Когда он вернулся в номер, Сильвия еще спала. Мартин тихо затворил дверь и присел на кровать. Достав из кармана ракушку, повертел ее в руке, потом с негромким стуком опустил на тумбочку, рядом с которой покоилась голова Сильвии. Лег на постель, но заснуть не смог. Он долго разглядывал влажную штукатурку на противоположной стене. За окном шумело море. Начинался новый день.

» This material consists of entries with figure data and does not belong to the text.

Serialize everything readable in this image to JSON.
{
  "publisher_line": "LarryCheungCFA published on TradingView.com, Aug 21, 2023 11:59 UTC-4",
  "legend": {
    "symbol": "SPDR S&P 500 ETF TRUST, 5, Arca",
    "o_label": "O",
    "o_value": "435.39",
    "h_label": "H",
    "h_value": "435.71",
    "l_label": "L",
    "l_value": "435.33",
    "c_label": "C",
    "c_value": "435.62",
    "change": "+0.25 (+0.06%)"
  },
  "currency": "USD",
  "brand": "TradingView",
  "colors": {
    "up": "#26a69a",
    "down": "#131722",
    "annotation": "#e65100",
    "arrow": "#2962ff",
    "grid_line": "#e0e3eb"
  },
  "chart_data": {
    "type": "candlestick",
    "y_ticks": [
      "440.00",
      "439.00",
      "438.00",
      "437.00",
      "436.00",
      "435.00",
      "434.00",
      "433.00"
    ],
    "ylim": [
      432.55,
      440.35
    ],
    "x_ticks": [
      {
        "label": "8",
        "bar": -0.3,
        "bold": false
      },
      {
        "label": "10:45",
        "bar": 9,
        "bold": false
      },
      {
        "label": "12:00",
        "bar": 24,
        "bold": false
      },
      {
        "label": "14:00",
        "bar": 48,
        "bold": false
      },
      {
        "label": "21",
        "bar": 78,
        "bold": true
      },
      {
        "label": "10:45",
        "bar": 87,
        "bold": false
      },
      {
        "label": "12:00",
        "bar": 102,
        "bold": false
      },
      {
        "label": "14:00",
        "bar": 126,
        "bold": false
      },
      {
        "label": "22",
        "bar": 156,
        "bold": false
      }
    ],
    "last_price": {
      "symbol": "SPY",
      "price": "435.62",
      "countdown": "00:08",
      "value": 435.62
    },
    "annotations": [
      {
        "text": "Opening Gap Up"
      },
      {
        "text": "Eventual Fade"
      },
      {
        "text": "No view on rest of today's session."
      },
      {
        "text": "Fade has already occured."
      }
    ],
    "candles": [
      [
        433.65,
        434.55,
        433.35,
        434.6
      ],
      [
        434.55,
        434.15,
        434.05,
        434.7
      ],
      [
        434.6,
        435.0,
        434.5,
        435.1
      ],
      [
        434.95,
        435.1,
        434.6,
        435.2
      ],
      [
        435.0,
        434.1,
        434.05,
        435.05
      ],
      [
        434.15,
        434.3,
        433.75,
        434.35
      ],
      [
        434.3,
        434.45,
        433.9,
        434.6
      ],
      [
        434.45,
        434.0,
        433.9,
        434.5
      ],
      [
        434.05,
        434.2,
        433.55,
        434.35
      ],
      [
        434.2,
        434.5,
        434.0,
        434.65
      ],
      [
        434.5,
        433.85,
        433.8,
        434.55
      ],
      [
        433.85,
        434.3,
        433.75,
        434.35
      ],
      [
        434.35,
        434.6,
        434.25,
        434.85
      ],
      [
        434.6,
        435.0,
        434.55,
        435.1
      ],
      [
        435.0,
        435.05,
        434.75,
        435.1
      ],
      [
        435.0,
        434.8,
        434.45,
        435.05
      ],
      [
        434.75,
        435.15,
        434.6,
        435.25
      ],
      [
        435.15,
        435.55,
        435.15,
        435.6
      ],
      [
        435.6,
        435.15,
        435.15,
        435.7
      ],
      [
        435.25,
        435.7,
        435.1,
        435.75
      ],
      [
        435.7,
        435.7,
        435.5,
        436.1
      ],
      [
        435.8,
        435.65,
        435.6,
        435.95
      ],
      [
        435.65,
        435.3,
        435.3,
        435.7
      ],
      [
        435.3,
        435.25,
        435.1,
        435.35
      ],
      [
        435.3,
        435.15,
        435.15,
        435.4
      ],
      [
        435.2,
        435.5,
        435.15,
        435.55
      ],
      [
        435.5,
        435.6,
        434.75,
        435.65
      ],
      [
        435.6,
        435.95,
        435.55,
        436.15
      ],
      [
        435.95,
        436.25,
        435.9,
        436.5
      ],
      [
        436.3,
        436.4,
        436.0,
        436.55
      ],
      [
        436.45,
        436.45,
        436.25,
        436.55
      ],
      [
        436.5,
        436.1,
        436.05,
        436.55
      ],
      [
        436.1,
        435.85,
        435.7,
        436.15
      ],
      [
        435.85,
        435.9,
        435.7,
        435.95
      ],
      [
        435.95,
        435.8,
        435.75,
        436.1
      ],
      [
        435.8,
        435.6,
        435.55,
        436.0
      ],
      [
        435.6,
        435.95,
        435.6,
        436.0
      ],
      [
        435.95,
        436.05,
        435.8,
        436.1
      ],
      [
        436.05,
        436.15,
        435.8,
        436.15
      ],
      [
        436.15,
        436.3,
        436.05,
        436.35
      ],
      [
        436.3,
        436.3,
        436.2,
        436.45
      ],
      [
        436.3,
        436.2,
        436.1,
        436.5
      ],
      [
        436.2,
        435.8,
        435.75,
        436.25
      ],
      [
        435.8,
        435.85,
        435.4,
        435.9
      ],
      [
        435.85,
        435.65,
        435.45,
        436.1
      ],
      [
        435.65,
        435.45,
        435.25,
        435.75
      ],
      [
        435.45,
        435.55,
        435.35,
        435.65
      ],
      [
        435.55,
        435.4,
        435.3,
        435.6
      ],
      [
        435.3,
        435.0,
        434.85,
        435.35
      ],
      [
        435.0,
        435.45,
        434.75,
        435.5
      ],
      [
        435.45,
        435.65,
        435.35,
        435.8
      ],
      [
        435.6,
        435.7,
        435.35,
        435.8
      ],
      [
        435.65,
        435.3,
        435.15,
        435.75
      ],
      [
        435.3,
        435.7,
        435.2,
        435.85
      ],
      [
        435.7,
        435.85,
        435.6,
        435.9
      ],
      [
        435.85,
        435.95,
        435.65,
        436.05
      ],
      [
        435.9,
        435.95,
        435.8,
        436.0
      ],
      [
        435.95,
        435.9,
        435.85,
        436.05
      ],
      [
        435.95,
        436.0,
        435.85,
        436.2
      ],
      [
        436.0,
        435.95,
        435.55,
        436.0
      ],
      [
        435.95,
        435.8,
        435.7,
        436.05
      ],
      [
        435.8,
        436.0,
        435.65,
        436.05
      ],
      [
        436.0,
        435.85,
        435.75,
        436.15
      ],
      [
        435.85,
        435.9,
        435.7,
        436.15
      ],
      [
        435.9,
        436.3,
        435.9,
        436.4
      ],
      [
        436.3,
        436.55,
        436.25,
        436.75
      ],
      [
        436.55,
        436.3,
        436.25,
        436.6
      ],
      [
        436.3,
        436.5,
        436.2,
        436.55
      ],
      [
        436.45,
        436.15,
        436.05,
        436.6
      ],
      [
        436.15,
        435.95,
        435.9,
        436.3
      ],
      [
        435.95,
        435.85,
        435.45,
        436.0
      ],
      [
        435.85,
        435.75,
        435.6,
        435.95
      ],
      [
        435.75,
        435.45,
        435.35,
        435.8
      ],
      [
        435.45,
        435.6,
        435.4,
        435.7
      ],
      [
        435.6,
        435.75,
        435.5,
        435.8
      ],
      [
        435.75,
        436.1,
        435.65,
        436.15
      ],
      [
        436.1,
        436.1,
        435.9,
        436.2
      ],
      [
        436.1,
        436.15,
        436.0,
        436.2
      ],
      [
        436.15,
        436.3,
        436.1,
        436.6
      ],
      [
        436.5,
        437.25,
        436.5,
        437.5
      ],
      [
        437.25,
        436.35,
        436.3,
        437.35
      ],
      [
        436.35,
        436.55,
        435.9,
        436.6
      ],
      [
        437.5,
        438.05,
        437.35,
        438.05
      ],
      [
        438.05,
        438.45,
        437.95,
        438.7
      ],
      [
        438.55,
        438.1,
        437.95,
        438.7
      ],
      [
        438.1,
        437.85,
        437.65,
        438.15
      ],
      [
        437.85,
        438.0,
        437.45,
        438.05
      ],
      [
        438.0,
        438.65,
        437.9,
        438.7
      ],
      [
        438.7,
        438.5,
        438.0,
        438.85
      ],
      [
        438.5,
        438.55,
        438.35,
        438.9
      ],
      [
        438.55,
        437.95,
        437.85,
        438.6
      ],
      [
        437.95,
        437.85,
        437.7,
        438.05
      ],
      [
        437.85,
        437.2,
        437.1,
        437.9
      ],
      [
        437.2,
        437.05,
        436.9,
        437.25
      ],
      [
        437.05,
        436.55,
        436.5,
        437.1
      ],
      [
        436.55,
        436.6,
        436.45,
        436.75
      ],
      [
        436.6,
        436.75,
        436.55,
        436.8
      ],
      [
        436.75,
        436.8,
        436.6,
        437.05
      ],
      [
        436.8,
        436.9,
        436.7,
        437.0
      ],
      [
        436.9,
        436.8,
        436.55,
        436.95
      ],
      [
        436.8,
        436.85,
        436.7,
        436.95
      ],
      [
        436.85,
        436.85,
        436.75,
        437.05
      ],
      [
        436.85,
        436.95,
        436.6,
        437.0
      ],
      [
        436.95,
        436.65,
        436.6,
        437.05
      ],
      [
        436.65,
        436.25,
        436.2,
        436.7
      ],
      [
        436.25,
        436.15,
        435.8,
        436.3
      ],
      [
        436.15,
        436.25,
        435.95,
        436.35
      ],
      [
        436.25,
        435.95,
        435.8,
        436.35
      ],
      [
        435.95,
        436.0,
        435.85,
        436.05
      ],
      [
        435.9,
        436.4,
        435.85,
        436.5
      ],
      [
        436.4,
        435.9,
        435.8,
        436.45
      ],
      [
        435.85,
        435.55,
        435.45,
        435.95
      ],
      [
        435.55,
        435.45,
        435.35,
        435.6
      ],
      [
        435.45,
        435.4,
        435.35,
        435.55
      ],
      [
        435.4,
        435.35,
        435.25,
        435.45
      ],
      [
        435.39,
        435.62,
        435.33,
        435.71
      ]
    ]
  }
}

— Где ты был так долго? — спросила Сильвия и открыла глаза.
РЕАЛЬНОСТИ
Водитель выключил радио. Светало, женщина спала, я видел, как зрачки ее бегают под веками. Мы катались по городу пока у меня не кончились деньги; водитель, добрая душа, еще повозил нас бесплатно, но потом все-таки остановил машину. Я осторожно разбудил женщину, и мы вышли на резкий утренний воздух где-то на окраине города. Рваная завеса облаков затягивала горизонт, горланили птицы, к перилам липли обрывки газет, по асфальту прыгал одноразовый стаканчик, издавая жутковатый пластмассовый шум. Хлопнула дверца, таксист одарил нас заботливой улыбкой и укатил. Светает. Мы идем по мосту высоко над долиной. Внутри моста проходит метро, мы чувствуем его под ногами. Сверху — четырехполосная дорога, но сейчас она пустынна. Гирлянда оранжевых шаров, натянутая через весь мост, погасла. Внизу под нами крыши домов, дети спят в своих детских, их матери смотрят беспокойные сны со множеством неизвестных и высчитывают вес самоубийц, которые, словно зубастые горгульи с галстуками на шее, бросаются вниз с моста и, проламывая черепичную кровлю, падают прямо в постельки и колыбельки. Матери просыпаются в холодном поту, и из-за постоянного стресса, из-за смерти, что кружит над Нуслеми[1], завывая, словно мигрень, где-то в их животах зреет язва желудка.